Donald Trump downplays role in Trump Tower in federal courtroom
By KIM JANSSEN Federal Courts Reporter email@example.com May 14, 2013 8:34PM
Updated: June 16, 2013 6:39AM
He’s one of America’s most accomplished self-promoters.
He wasn’t about to stop just because he was being grilled in federal court.
“I don’t want to be braggadocious,” Donald Trump testified before a packed Chicago courtroom Tuesday afternoon. “I build great buildings.”
But when it came to the gleaming downtown skyscraper that bears his name, the 66-year-old real estate magnate, TV celebrity and onetime presidential hopeful was unusually modest.
Wearing a blue suit, a red tie and his trademark comb-over hairdo, Trump repeatedly downplayed his role in the creation of the 1,389-foot-tall Trump Tower during his hour on the stand, instead crediting his executives and everyone from the Chicago Sun-Times to former Mayor Richard M. Daley with the major decisions that got the iconic tower built.
He was trying to convince a civil trial jury that his company didn’t pull a bait-and-switch con job on 87-year-old Jackie Goldberg in 2006 when it told her she’d get a stake in the Trump International Hotel’s convention and wedding business if she bought two hotel condo units.
Goldberg’s attorneys accuse Trump of being at the center of the alleged scam. They say their client was told she would get a cut of the income from the hotel’s lucrative ballroom and catering operations in addition to rent or income from the condo. They argue Trump always knew he’d snatch back control of those extras once condo buyers including Goldberg had been lured into paying $1 million per unit.

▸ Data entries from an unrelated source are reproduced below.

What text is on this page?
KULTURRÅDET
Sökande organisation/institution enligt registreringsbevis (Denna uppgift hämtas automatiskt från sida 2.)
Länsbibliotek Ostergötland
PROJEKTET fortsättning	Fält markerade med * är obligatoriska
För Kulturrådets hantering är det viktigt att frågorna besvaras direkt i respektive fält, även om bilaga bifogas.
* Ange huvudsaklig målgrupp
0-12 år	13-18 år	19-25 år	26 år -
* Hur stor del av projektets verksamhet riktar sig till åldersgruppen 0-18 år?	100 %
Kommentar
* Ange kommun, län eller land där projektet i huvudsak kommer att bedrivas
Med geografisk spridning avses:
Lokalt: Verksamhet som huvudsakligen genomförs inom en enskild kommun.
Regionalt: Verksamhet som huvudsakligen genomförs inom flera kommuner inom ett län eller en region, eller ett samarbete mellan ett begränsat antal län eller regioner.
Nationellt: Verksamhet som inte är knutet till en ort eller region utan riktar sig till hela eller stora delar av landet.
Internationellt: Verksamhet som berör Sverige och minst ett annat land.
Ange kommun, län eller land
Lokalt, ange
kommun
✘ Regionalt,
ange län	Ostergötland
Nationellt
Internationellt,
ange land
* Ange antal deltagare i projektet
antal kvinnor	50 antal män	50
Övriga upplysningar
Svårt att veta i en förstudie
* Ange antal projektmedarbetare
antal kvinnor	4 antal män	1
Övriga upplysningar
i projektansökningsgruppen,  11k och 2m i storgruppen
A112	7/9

During fiery exchanges Tuesday afternoon, lawyer Shelly Kulwin ridiculed the idea that an experienced and skilled hotel developer such as Trump ever intended to risk his “classy” brand by letting novice hotel condo unit owners decide who ran the hotel’s food and drinks business.
“I certainly wouldn’t want Burger King running my ball room!” Trump responded.
His attorneys deny that Trump misrepresented his plans. They say that Greenberg and other condo owners signed a deal giving Trump the right to seize the hotel’s estimated $5 million annual revenue from catering and other extras. They have tried to distance Trump from the decisions to first give away control of the hotel, then to grab it back.
Though one of Trump’s top executives at the time, Charlie Reiss, earlier testified that Trump himself had “ultimate authority” over every aspect of the tower’s development, Trump said he was only “one piece” of the team.
He testified he delegated to “thousands” of employees, adding that the idea for the skyscraper “came from the Chicago Sun-Times,” which originally owned the 401 N. Wabash site, and said “it was actually Mayor Daley” who demanded a spire on the tower’s roof.
Kulwin then played Trump a video of a deposition in which Trump previously claimed the idea for the tower was his, and showed Trump a brochure in which Trump appeared to take credit for the spire decision.
As the pair squabbled and interrupted each other, a weary Judge Amy St. Eve said she’d heard enough for one day.
Trump is due back on the stand for several hours Wednesday morning.